MATH3405 uses the language of MATH2301 and MATH2400. However, the assessment is computational (think MATH2001), and things like differential forms and derivations are not discussed. Huy follows the required text Do Carmo extremely closely, so your learning and grade is ultimately in your own hands. His approach to the course is to have an easy final exam, but to massage the grade distribution using challenging assignments.
Personally, I was not too interested in pursuing further studies in the field of geometry, but I still found the course invaluable because it teaches you how linear algebra and analysis interact: how eigenvectors are used for optimization, a rigorous understanding of the Jacobian and Hessian matrices, the meaning and context for a conformal mapping from MATH3401.
It also advances your understanding of linear algebra and analysis.

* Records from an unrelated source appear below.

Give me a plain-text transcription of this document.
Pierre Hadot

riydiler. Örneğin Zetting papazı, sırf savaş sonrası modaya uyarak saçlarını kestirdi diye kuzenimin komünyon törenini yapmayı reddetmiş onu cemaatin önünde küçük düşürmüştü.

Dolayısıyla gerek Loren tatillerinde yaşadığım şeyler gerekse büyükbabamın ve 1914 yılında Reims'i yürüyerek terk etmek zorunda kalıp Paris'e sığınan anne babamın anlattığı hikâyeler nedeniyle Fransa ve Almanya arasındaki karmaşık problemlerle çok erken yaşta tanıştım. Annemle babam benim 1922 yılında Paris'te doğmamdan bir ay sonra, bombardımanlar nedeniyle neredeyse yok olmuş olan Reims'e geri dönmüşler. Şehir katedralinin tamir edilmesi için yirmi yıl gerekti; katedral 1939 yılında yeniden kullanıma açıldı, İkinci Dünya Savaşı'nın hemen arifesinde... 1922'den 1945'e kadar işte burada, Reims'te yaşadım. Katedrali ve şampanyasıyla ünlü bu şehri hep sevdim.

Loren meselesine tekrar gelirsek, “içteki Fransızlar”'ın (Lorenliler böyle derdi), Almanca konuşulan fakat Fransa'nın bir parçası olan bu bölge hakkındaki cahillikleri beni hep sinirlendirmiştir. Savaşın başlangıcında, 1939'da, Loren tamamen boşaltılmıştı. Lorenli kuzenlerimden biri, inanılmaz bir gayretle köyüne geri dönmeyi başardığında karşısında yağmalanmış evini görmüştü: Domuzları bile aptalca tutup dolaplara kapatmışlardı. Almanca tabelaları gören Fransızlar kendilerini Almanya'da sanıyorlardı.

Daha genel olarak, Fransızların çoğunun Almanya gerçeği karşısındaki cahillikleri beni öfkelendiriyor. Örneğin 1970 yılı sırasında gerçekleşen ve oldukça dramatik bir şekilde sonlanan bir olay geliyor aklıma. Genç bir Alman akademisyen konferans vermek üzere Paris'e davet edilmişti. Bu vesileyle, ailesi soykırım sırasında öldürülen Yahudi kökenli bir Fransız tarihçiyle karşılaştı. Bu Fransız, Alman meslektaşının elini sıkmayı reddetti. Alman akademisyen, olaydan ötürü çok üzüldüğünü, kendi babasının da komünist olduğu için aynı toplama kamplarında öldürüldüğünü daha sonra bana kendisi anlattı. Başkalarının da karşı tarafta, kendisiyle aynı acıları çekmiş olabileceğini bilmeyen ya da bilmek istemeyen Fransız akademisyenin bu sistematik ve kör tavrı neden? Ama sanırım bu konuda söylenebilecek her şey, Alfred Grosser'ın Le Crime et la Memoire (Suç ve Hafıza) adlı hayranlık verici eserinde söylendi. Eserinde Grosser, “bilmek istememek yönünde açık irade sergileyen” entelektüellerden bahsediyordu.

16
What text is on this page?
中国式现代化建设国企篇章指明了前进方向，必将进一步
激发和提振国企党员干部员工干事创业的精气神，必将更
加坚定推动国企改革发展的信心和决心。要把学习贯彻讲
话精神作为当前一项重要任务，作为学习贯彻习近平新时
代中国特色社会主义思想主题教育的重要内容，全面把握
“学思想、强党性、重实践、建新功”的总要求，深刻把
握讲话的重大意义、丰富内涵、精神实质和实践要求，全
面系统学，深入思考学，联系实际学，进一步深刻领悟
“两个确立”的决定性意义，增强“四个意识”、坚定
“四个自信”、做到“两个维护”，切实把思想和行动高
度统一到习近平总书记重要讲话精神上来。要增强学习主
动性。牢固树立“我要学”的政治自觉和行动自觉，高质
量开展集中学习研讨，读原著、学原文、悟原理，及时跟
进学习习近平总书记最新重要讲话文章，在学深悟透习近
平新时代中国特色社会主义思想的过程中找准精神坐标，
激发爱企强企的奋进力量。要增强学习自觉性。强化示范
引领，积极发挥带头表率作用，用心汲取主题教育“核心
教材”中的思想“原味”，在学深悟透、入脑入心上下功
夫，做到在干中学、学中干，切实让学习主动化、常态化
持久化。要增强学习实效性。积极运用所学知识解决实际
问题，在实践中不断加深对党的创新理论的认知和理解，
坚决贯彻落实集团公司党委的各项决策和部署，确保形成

For example you develop your understanding of bilinear forms, orthogonal matrices, self adjoint matrices, and how the idea of a change of basis from linear algebra is a specific form of the more general idea of a change of coordinates which does not rely on ideas from linear algebra. You also develop your understanding of the MATH3401 Riemann sphere/stereographic projection, of the multivariable Taylor series, and learn to appreciate how other shapes e.g. a sphere/circle can be used to approximate shapes, just like a line is used to approximate shapes in the case of the derivative.